From our sponsor the Colorado Beef Council
Delicious. Satisfying. Keeps me strong.
These words are often used to describe the protein-rich foods we love and that help fuel our active lifestyles. But not all protein sources are created equal. Animal proteins, such as lean meats, eggs and lowfat dairy products are complete high-quality proteins that contain all the essential amino acids, or building blocks, the body needs to stay healthy. It’s those types of foods that provide the body with the right mix of nutrition to build and maintain muscle mass that plays a key role in giving you the strength to live well.

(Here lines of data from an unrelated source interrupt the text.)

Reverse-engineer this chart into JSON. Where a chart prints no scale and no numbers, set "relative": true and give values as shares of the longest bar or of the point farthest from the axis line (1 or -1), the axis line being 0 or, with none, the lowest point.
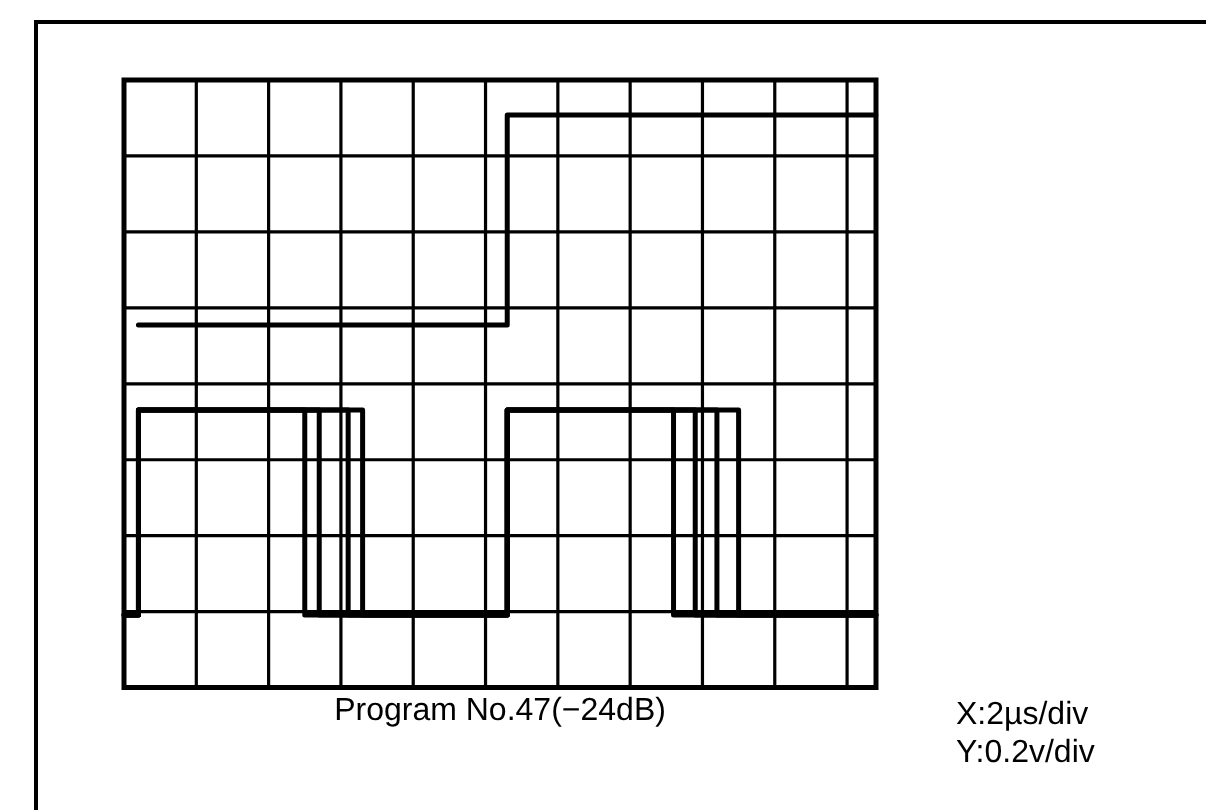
{
  "chart_data": {
    "type": "step",
    "relative": true,
    "grid": true,
    "legend": false,
    "xlabel": "Program No.47(−24dB)",
    "annotations": [
      "X:2µs/div",
      "Y:0.2v/div"
    ],
    "categories": [
      null,
      null,
      null,
      null,
      null,
      null,
      null,
      null,
      null,
      null,
      null,
      null,
      null,
      null,
      null,
      null,
      null,
      null,
      null,
      null,
      null,
      null,
      null,
      null,
      null,
      null,
      null,
      null,
      null,
      null,
      null,
      null,
      null,
      null,
      null,
      null,
      null,
      null,
      null,
      null,
      null,
      null,
      null,
      null,
      null,
      null,
      null,
      null,
      null,
      null,
      null,
      null,
      null,
      null,
      null,
      null,
      null,
      null,
      null,
      null,
      null,
      null,
      null,
      null,
      null,
      null,
      null,
      null,
      null,
      null,
      null,
      null,
      null,
      null,
      null,
      null,
      null,
      null,
      null,
      null,
      null,
      null,
      null,
      null,
      null,
      null,
      null,
      null,
      null,
      null,
      null,
      null,
      null,
      null,
      null,
      null,
      null,
      null,
      null,
      null,
      null,
      null,
      null,
      null,
      null
    ],
    "series": [
      {
        "color": "#000000",
        "values": [
          null,
          null,
          0.58,
          0.58,
          0.58,
          0.58,
          0.58,
          0.58,
          0.58,
          0.58,
          0.58,
          0.58,
          0.58,
          0.58,
          0.58,
          0.58,
          0.58,
          0.58,
          0.58,
          0.58,
          0.58,
          0.58,
          0.58,
          0.58,
          0.58,
          0.58,
          0.58,
          0.58,
          0.58,
          0.58,
          0.58,
          0.58,
          0.58,
          0.58,
          0.58,
          0.58,
          0.58,
          0.58,
          0.58,
          0.58,
          0.58,
          0.58,
          0.58,
          0.58,
          0.58,
          0.58,
          0.58,
          0.58,
          0.58,
          0.58,
          0.58,
          0.58,
          0.58,
          0.58,
          1,
          1,
          1,
          1,
          1,
          1,
          1,
          1,
          1,
          1,
          1,
          1,
          1,
          1,
          1,
          1,
          1,
          1,
          1,
          1,
          1,
          1,
          1,
          1,
          1,
          1,
          1,
          1,
          1,
          1,
          1,
          1,
          1,
          1,
          1,
          1,
          1,
          1,
          1,
          1,
          1,
          1,
          1,
          1,
          1,
          1,
          1,
          1,
          1,
          1,
          1
        ]
      },
      {
        "color": "#000000",
        "values": [
          0,
          0,
          0,
          0.41,
          0.41,
          0.41,
          0.41,
          0.41,
          0.41,
          0.41,
          0.41,
          0.41,
          0.41,
          0.41,
          0.41,
          0.41,
          0.41,
          0.41,
          0.41,
          0.41,
          0.41,
          0.41,
          0.41,
          0.41,
          0.41,
          0.41,
          0,
          0,
          0,
          0,
          0,
          0,
          0,
          0,
          0,
          0,
          0,
          0,
          0,
          0,
          0,
          0,
          0,
          0,
          0,
          0,
          0,
          0,
          0,
          0,
          0,
          0,
          0,
          0,
          0.41,
          0.41,
          0.41,
          0.41,
          0.41,
          0.41,
          0.41,
          0.41,
          0.41,
          0.41,
          0.41,
          0.41,
          0.41,
          0.41,
          0.41,
          0.41,
          0.41,
          0.41,
          0.41,
          0.41,
          0.41,
          0.41,
          0.41,
          0,
          0,
          0,
          0,
          0,
          0,
          0,
          0,
          0,
          0,
          0,
          0,
          0,
          0,
          0,
          0,
          0,
          0,
          0,
          0,
          0,
          0,
          0,
          0,
          0,
          0,
          0,
          0
        ]
      },
      {
        "color": "#000000",
        "values": [
          0,
          0,
          0,
          0.41,
          0.41,
          0.41,
          0.41,
          0.41,
          0.41,
          0.41,
          0.41,
          0.41,
          0.41,
          0.41,
          0.41,
          0.41,
          0.41,
          0.41,
          0.41,
          0.41,
          0.41,
          0.41,
          0.41,
          0.41,
          0.41,
          0.41,
          0.41,
          0.41,
          0,
          0,
          0,
          0,
          0,
          0,
          0,
          0,
          0,
          0,
          0,
          0,
          0,
          0,
          0,
          0,
          0,
          0,
          0,
          0,
          0,
          0,
          0,
          0,
          0,
          0,
          0.41,
          0.41,
          0.41,
          0.41,
          0.41,
          0.41,
          0.41,
          0.41,
          0.41,
          0.41,
          0.41,
          0.41,
          0.41,
          0.41,
          0.41,
          0.41,
          0.41,
          0.41,
          0.41,
          0.41,
          0.41,
          0.41,
          0.41,
          0.41,
          0.41,
          0.41,
          0,
          0,
          0,
          0,
          0,
          0,
          0,
          0,
          0,
          0,
          0,
          0,
          0,
          0,
          0,
          0,
          0,
          0,
          0,
          0,
          0,
          0,
          0,
          0,
          0
        ]
      },
      {
        "color": "#000000",
        "values": [
          0,
          0,
          0,
          0.41,
          0.41,
          0.41,
          0.41,
          0.41,
          0.41,
          0.41,
          0.41,
          0.41,
          0.41,
          0.41,
          0.41,
          0.41,
          0.41,
          0.41,
          0.41,
          0.41,
          0.41,
          0.41,
          0.41,
          0.41,
          0.41,
          0.41,
          0.41,
          0.41,
          0.41,
          0.41,
          0.41,
          0.41,
          0,
          0,
          0,
          0,
          0,
          0,
          0,
          0,
          0,
          0,
          0,
          0,
          0,
          0,
          0,
          0,
          0,
          0,
          0,
          0,
          0,
          0,
          0.41,
          0.41,
          0.41,
          0.41,
          0.41,
          0.41,
          0.41,
          0.41,
          0.41,
          0.41,
          0.41,
          0.41,
          0.41,
          0.41,
          0.41,
          0.41,
          0.41,
          0.41,
          0.41,
          0.41,
          0.41,
          0.41,
          0.41,
          0.41,
          0.41,
          0.41,
          0.41,
          0.41,
          0.41,
          0,
          0,
          0,
          0,
          0,
          0,
          0,
          0,
          0,
          0,
          0,
          0,
          0,
          0,
          0,
          0,
          0,
          0,
          0,
          0,
          0,
          0
        ]
      },
      {
        "color": "#000000",
        "values": [
          0,
          0,
          0,
          0.41,
          0.41,
          0.41,
          0.41,
          0.41,
          0.41,
          0.41,
          0.41,
          0.41,
          0.41,
          0.41,
          0.41,
          0.41,
          0.41,
          0.41,
          0.41,
          0.41,
          0.41,
          0.41,
          0.41,
          0.41,
          0.41,
          0.41,
          0.41,
          0.41,
          0.41,
          0.41,
          0.41,
          0.41,
          0.41,
          0.41,
          0,
          0,
          0,
          0,
          0,
          0,
          0,
          0,
          0,
          0,
          0,
          0,
          0,
          0,
          0,
          0,
          0,
          0,
          0,
          0,
          0.41,
          0.41,
          0.41,
          0.41,
          0.41,
          0.41,
          0.41,
          0.41,
          0.41,
          0.41,
          0.41,
          0.41,
          0.41,
          0.41,
          0.41,
          0.41,
          0.41,
          0.41,
          0.41,
          0.41,
          0.41,
          0.41,
          0.41,
          0.41,
          0.41,
          0.41,
          0.41,
          0.41,
          0.41,
          0.41,
          0.41,
          0.41,
          0,
          0,
          0,
          0,
          0,
          0,
          0,
          0,
          0,
          0,
          0,
          0,
          0,
          0,
          0,
          0,
          0,
          0,
          0
        ]
      }
    ]
  }
}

Complete vs. Incomplete Proteins
Not all foods contain the same type of protein. Lean meats, eggs and dairy products are considered complete high-quality sources of protein that provide the full package of essential amino acids needed to stimulate muscle growth and improve weight management. Plant proteins such as grains, legumes, nuts and seeds are incomplete proteins in that they do not provide sufficient amounts of essential amino acids. In fact, research indicates that increasing consumption of high-quality complete proteins may optimize muscle strength and metabolism, and ultimately improve overall health.
Heme vs. Nonheme Iron
Lean meats contain heme iron, which is much more easily absorbed by the body than nonheme iron found in plant foods. Heme iron is an important dietary component for promoting cognitive health, including memory, ability to learn and reasoning. Heme iron is particularly beneficial for growing children because research indicates that some toddlers are at higher risk for iron deficiency, and childhood iron-deficiency anemia is associated with behavioral and cognitive delays. Through an effect known as the “meat factor,” beef helps the body absorb nonheme iron. Unlike plant proteins, beef is the food supply’s most easily absorbed source of iron. In addition, beef is an excellent source of readily available zinc. The absorption of zinc from beef is about four times greater than that from a high-fiber breakfast cereal. As with iron, including meat in your diet also improves the absorption of zinc from other foods.
The Caloric Cost of Plant Protein
• A 3-ounce serving of lean beef offers the most protein with the fewest calories when compared to plant proteins such as peanut butter, black beans and tofu.
• A 3-ounce serving of lean beef is about 180 calories. You would have to eat 670 calories of peanut butter (more than 7 tablespoons) to get the same amount of protein.
• A person would need to consume two to three times the calories provided in a 3-ounce serving of beef to get an equivalent amount of protein from a veggie burger.